"It appears to me," continued Anton, "that Itzig, of whom I knew something in earlier years, is plotting against the baron behind your father's back. The warning I received was so obscure, I hardly knew what to make of it; however, I could but inform the baron of what had been told me."
"That Itzig rules my father," whispered Bernhard. "He is a demon in our family. If my father acts selfishly toward the baron, that man is answerable for it."
Anton soothingly assented. "I must know how matters stand between the baron and my father," continued the invalid. "I must know what is to be done to help that family out of their difficulties. I can help," he went on to say, and again a ray of joy lit up his pale face. "My father loves me. He loves me much. In my present weak state, I have found out how his heart clings to me—when he comes in the evening to my bed, and strokes my forehead; when he sits where you do, Wohlfart, and mournfully looks at me for hours together! Wohlfart, after all, he is my father!" He clasped his hands, and hid his face in the pillows. "You must help me, my friend; you must tell me how to save the baron. I charge you to do this. I myself will speak to my father. I dreaded the hour before, but, after what you have told me, I fear now either that he does not know all, or," added he, in a low murmur, "that he will not tell me all. You yourself must go to the baron."
"You must not forget, Bernhard," replied Anton, "that, even with the best will in the world, it is not permitted us to force ourselves thus into the affairs of others. However good our intentions may be, still I am a stranger to the baron. My interference may seem, both to him and to your father, sheer presumption. I do not say that the step is a useless, but it is a most uncertain one. It would be better that you should first find out the nature of your father's proceedings."

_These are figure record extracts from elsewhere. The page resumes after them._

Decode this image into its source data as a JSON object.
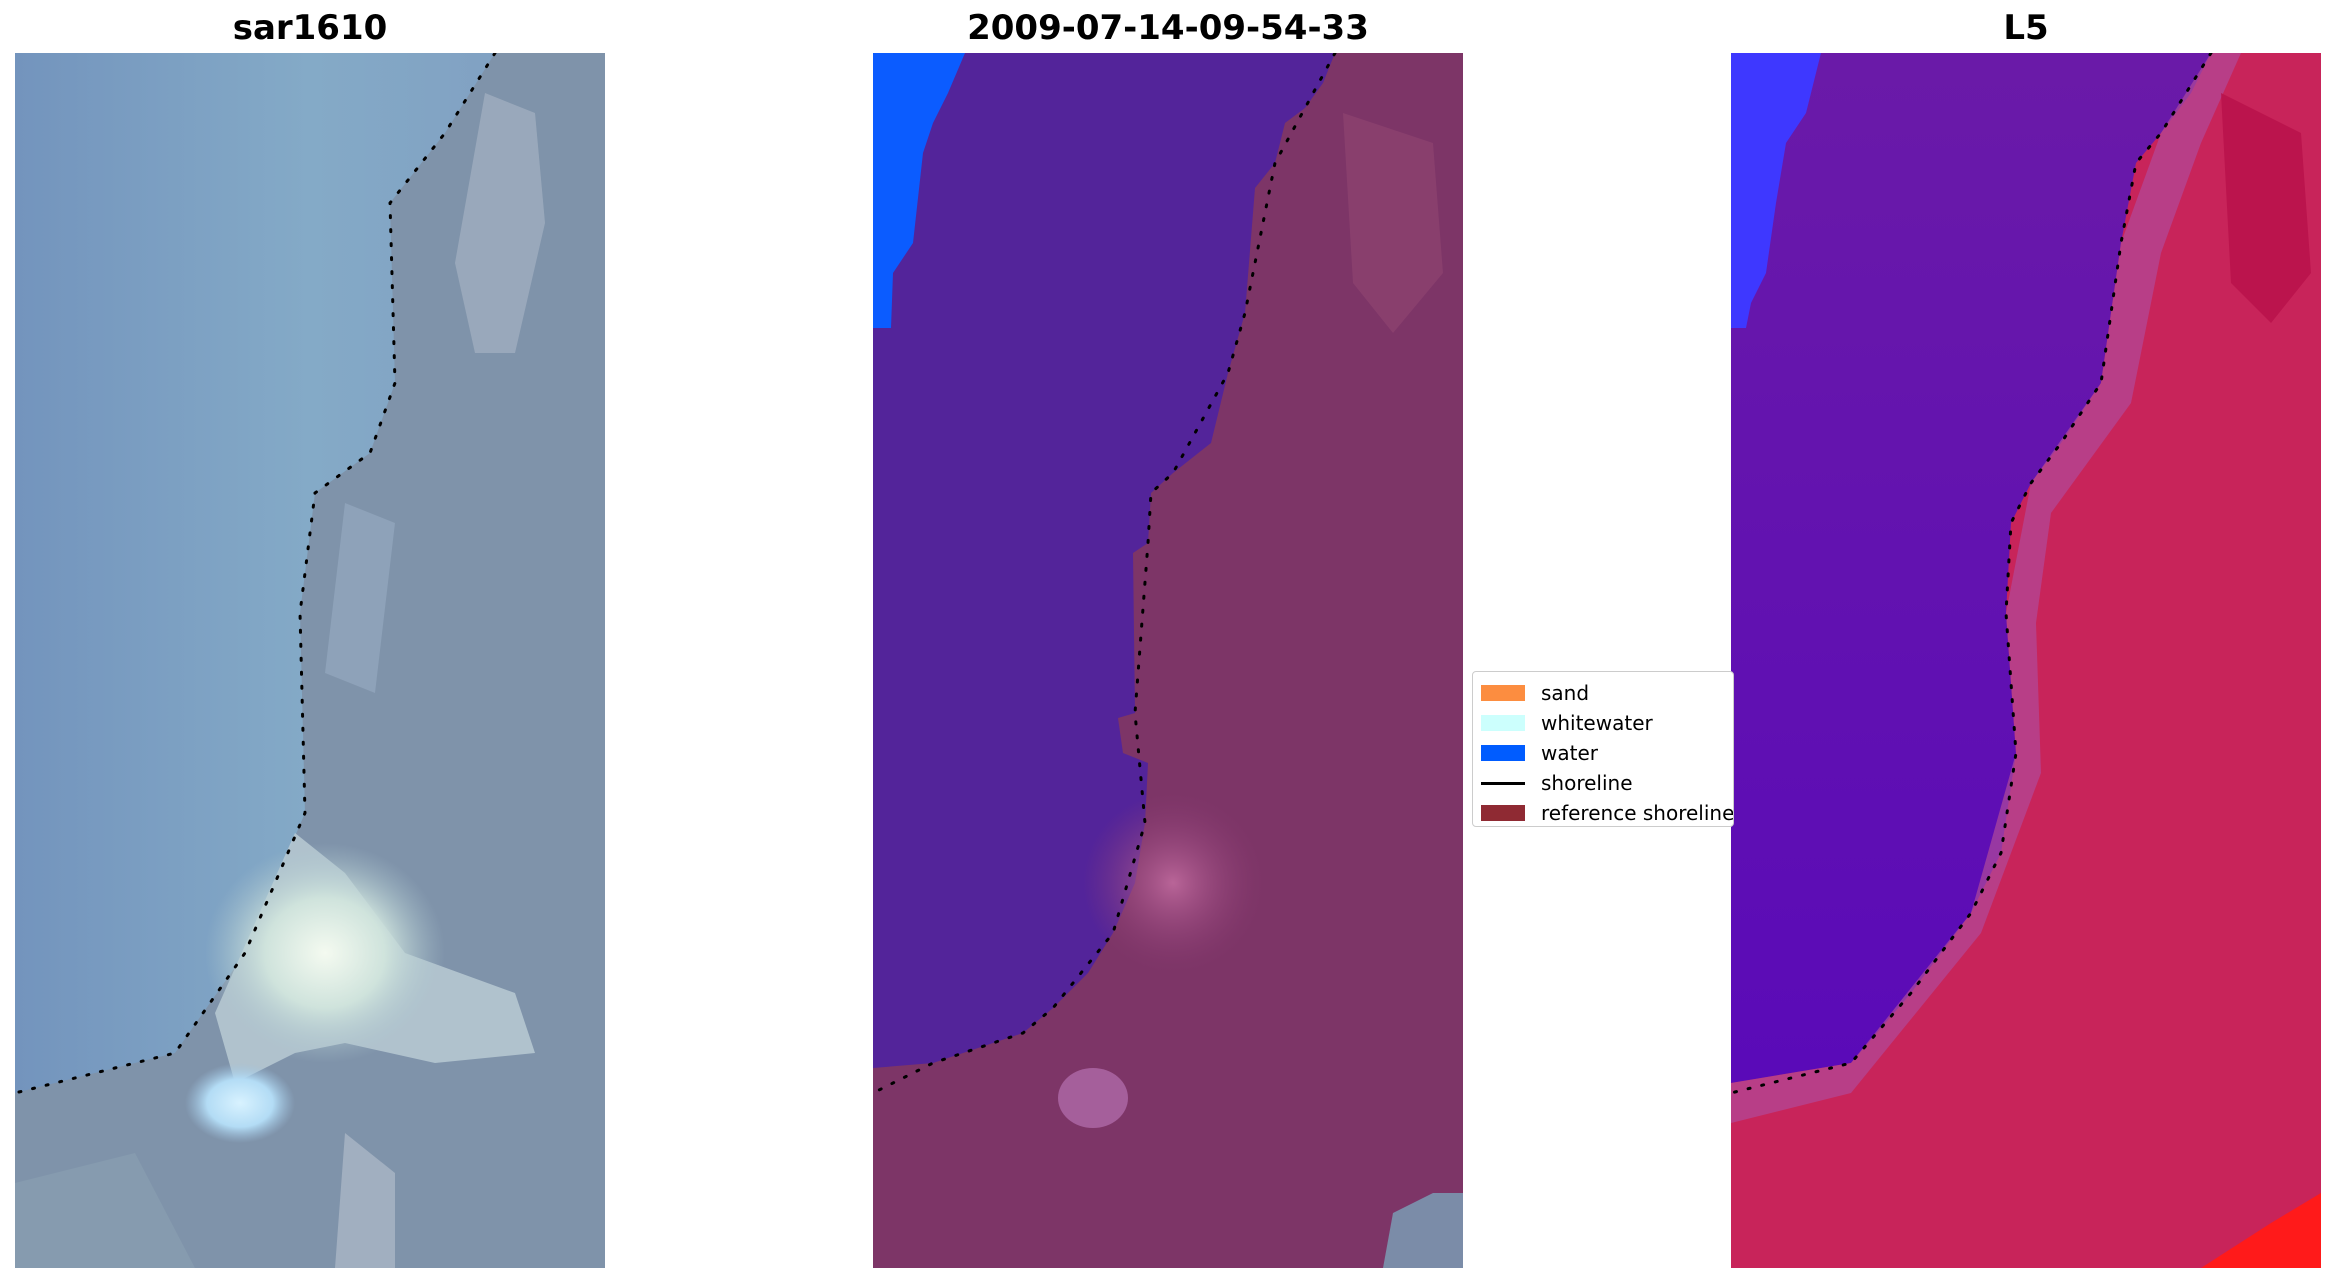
{
  "panels": [
    {
      "title": "sar1610"
    },
    {
      "title": "2009-07-14-09-54-33"
    },
    {
      "title": "L5"
    }
  ],
  "legend": {
    "items": [
      {
        "label": "sand",
        "color": "#fc8d40",
        "kind": "patch"
      },
      {
        "label": "whitewater",
        "color": "#ccfffd",
        "kind": "patch"
      },
      {
        "label": "water",
        "color": "#005cff",
        "kind": "patch"
      },
      {
        "label": "shoreline",
        "color": "#000000",
        "kind": "line"
      },
      {
        "label": "reference shoreline",
        "color": "#8f2a33",
        "kind": "patch"
      }
    ]
  },
  "colors": {
    "rgb_water": "#7d9dbd",
    "rgb_land": "#7f91a8",
    "class_water": "#53249a",
    "class_land": "#7d3567",
    "index_water": "#6a12b0",
    "index_land": "#c8245a",
    "water_class_blue": "#0b5cff"
  }
}
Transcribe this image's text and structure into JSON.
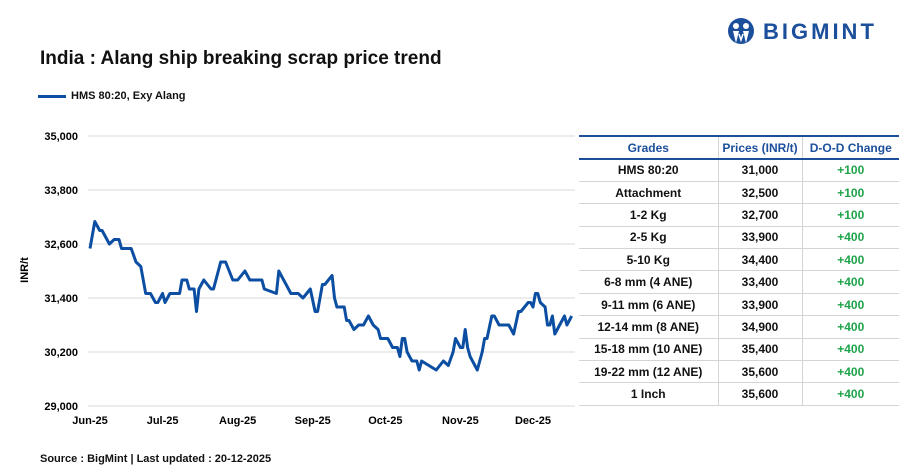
{
  "title": "India : Alang ship breaking scrap price trend",
  "brand": {
    "name": "BIGMINT",
    "color": "#1b4e9b"
  },
  "source": "Source : BigMint | Last updated : 20-12-2025",
  "chart_data": {
    "type": "line",
    "title": "India : Alang ship breaking scrap price trend",
    "ylabel": "INR/t",
    "xlabel": "",
    "ylim": [
      29000,
      35000
    ],
    "yticks": [
      "35,000",
      "33,800",
      "32,600",
      "31,400",
      "30,200",
      "29,000"
    ],
    "ytick_values": [
      35000,
      33800,
      32600,
      31400,
      30200,
      29000
    ],
    "xticks": [
      "Jun-25",
      "Jul-25",
      "Aug-25",
      "Sep-25",
      "Oct-25",
      "Nov-25",
      "Dec-25"
    ],
    "xtick_dates": [
      "2025-06-01",
      "2025-07-01",
      "2025-08-01",
      "2025-09-01",
      "2025-10-01",
      "2025-11-01",
      "2025-12-01"
    ],
    "grid": "horizontal",
    "legend": "top-left",
    "series": [
      {
        "name": "HMS 80:20, Exy Alang",
        "color": "#0b4ea2",
        "points": [
          [
            "2025-06-01",
            32500
          ],
          [
            "2025-06-03",
            33100
          ],
          [
            "2025-06-05",
            32900
          ],
          [
            "2025-06-06",
            32900
          ],
          [
            "2025-06-09",
            32600
          ],
          [
            "2025-06-11",
            32700
          ],
          [
            "2025-06-13",
            32700
          ],
          [
            "2025-06-14",
            32500
          ],
          [
            "2025-06-18",
            32500
          ],
          [
            "2025-06-20",
            32200
          ],
          [
            "2025-06-22",
            32100
          ],
          [
            "2025-06-24",
            31500
          ],
          [
            "2025-06-26",
            31500
          ],
          [
            "2025-06-28",
            31300
          ],
          [
            "2025-06-29",
            31300
          ],
          [
            "2025-07-01",
            31500
          ],
          [
            "2025-07-02",
            31300
          ],
          [
            "2025-07-04",
            31500
          ],
          [
            "2025-07-08",
            31500
          ],
          [
            "2025-07-09",
            31800
          ],
          [
            "2025-07-11",
            31800
          ],
          [
            "2025-07-12",
            31600
          ],
          [
            "2025-07-14",
            31600
          ],
          [
            "2025-07-15",
            31100
          ],
          [
            "2025-07-16",
            31600
          ],
          [
            "2025-07-18",
            31800
          ],
          [
            "2025-07-21",
            31600
          ],
          [
            "2025-07-22",
            31600
          ],
          [
            "2025-07-25",
            32200
          ],
          [
            "2025-07-27",
            32200
          ],
          [
            "2025-07-30",
            31800
          ],
          [
            "2025-08-01",
            31800
          ],
          [
            "2025-08-04",
            32000
          ],
          [
            "2025-08-06",
            31800
          ],
          [
            "2025-08-11",
            31800
          ],
          [
            "2025-08-12",
            31600
          ],
          [
            "2025-08-17",
            31500
          ],
          [
            "2025-08-18",
            32000
          ],
          [
            "2025-08-19",
            31900
          ],
          [
            "2025-08-21",
            31700
          ],
          [
            "2025-08-23",
            31500
          ],
          [
            "2025-08-26",
            31500
          ],
          [
            "2025-08-28",
            31400
          ],
          [
            "2025-08-31",
            31600
          ],
          [
            "2025-09-02",
            31100
          ],
          [
            "2025-09-03",
            31100
          ],
          [
            "2025-09-05",
            31700
          ],
          [
            "2025-09-06",
            31700
          ],
          [
            "2025-09-09",
            31900
          ],
          [
            "2025-09-10",
            31400
          ],
          [
            "2025-09-11",
            31200
          ],
          [
            "2025-09-14",
            31200
          ],
          [
            "2025-09-15",
            30900
          ],
          [
            "2025-09-16",
            30900
          ],
          [
            "2025-09-18",
            30700
          ],
          [
            "2025-09-20",
            30800
          ],
          [
            "2025-09-22",
            30800
          ],
          [
            "2025-09-24",
            31000
          ],
          [
            "2025-09-26",
            30800
          ],
          [
            "2025-09-28",
            30700
          ],
          [
            "2025-09-29",
            30500
          ],
          [
            "2025-10-02",
            30500
          ],
          [
            "2025-10-04",
            30300
          ],
          [
            "2025-10-06",
            30300
          ],
          [
            "2025-10-07",
            30100
          ],
          [
            "2025-10-08",
            30500
          ],
          [
            "2025-10-09",
            30500
          ],
          [
            "2025-10-10",
            30200
          ],
          [
            "2025-10-12",
            30000
          ],
          [
            "2025-10-14",
            30000
          ],
          [
            "2025-10-15",
            29800
          ],
          [
            "2025-10-16",
            30000
          ],
          [
            "2025-10-19",
            29900
          ],
          [
            "2025-10-22",
            29800
          ],
          [
            "2025-10-25",
            30000
          ],
          [
            "2025-10-27",
            29900
          ],
          [
            "2025-10-29",
            30200
          ],
          [
            "2025-10-30",
            30500
          ],
          [
            "2025-11-01",
            30300
          ],
          [
            "2025-11-02",
            30300
          ],
          [
            "2025-11-03",
            30700
          ],
          [
            "2025-11-04",
            30300
          ],
          [
            "2025-11-05",
            30100
          ],
          [
            "2025-11-08",
            29800
          ],
          [
            "2025-11-10",
            30200
          ],
          [
            "2025-11-11",
            30500
          ],
          [
            "2025-11-12",
            30500
          ],
          [
            "2025-11-14",
            31000
          ],
          [
            "2025-11-15",
            31000
          ],
          [
            "2025-11-17",
            30800
          ],
          [
            "2025-11-21",
            30800
          ],
          [
            "2025-11-23",
            30600
          ],
          [
            "2025-11-25",
            31100
          ],
          [
            "2025-11-26",
            31100
          ],
          [
            "2025-11-29",
            31300
          ],
          [
            "2025-11-30",
            31300
          ],
          [
            "2025-12-01",
            31200
          ],
          [
            "2025-12-02",
            31500
          ],
          [
            "2025-12-03",
            31500
          ],
          [
            "2025-12-04",
            31300
          ],
          [
            "2025-12-06",
            31200
          ],
          [
            "2025-12-07",
            30800
          ],
          [
            "2025-12-08",
            30800
          ],
          [
            "2025-12-09",
            31000
          ],
          [
            "2025-12-10",
            30600
          ],
          [
            "2025-12-14",
            31000
          ],
          [
            "2025-12-15",
            30800
          ],
          [
            "2025-12-17",
            31000
          ]
        ]
      }
    ]
  },
  "table": {
    "headers": [
      "Grades",
      "Prices (INR/t)",
      "D-O-D Change"
    ],
    "rows": [
      [
        "HMS 80:20",
        "31,000",
        "+100"
      ],
      [
        "Attachment",
        "32,500",
        "+100"
      ],
      [
        "1-2 Kg",
        "32,700",
        "+100"
      ],
      [
        "2-5 Kg",
        "33,900",
        "+400"
      ],
      [
        "5-10 Kg",
        "34,400",
        "+400"
      ],
      [
        "6-8 mm (4 ANE)",
        "33,400",
        "+400"
      ],
      [
        "9-11 mm (6 ANE)",
        "33,900",
        "+400"
      ],
      [
        "12-14 mm (8 ANE)",
        "34,900",
        "+400"
      ],
      [
        "15-18 mm (10 ANE)",
        "35,400",
        "+400"
      ],
      [
        "19-22 mm (12 ANE)",
        "35,600",
        "+400"
      ],
      [
        "1 Inch",
        "35,600",
        "+400"
      ]
    ],
    "header_color": "#1b4e9b",
    "change_color": "#1ea34a"
  }
}
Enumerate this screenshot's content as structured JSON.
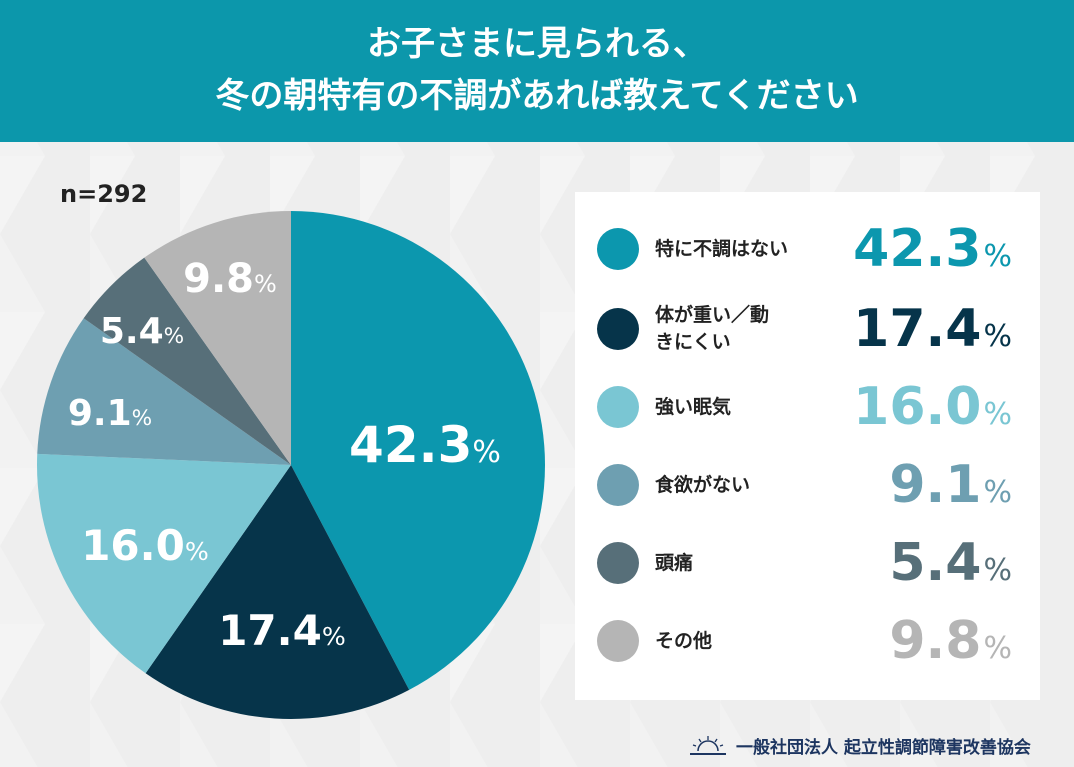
{
  "header": {
    "line1": "お子さまに見られる、",
    "line2": "冬の朝特有の不調があれば教えてください"
  },
  "sample": "n=292",
  "chart_data": {
    "type": "pie",
    "categories": [
      "特に不調はない",
      "体が重い／動きにくい",
      "強い眠気",
      "食欲がない",
      "頭痛",
      "その他"
    ],
    "values": [
      42.3,
      17.4,
      16.0,
      9.1,
      5.4,
      9.8
    ],
    "colors": [
      "#0c97ae",
      "#06344a",
      "#7ac6d3",
      "#6e9fb1",
      "#576f79",
      "#b5b5b5"
    ],
    "labels": [
      "42.3",
      "17.4",
      "16.0",
      "9.1",
      "5.4",
      "9.8"
    ],
    "unit": "%",
    "start": "top",
    "direction": "clockwise",
    "legend": "right"
  },
  "footer": {
    "org": "一般社団法人 起立性調節障害改善協会",
    "logo": "sunrise-logo"
  }
}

"Go, though, to the baron," implored Bernhard, "and if he remain silent, ask the young lady. I have seen her," continued he; "I have kept it back from you as men will keep their dearest secret; now you shall hear it. I have been more than once on the Rothsattel estate. I know how fair she is, how proud her bearing, how noble her every gesture. When she walks over the grass, she seems the queen of nature; an azure glory shines around her head; wherever she looks, all things bow down before her; her teeth like pearls, her bosom a bed of lilies," whispered he, and sank down on his pillows with folded hands and flashing eyes.
"He too!" cried Anton to himself. "My poor Bernhard, you are delirious!"
Bernhard shook his head. "Since that day," said he, "I know that life is not commonplace, but it is terrible! Will you now consent to speak to the baron and his daughter?"
"I will," said Anton, rising to go. "But I repeat to you that, in doing this, I am taking an important step, which may easily lead to fresh involvements for us both."
"One in my state fears no involvements," said Bernhard; "and as for you," and he cast a searching glance at Anton, "you will be what you have spoken of to me this day, a man who can cut his way through difficulties, and whose business it is, even though wounded, to fight with fate. Me, Anton Wohlfart, me the whirlwind will sweep away."
"Faint-heart," cried Anton, tenderly, "it is your disease that speaks thus. Courage will return with health."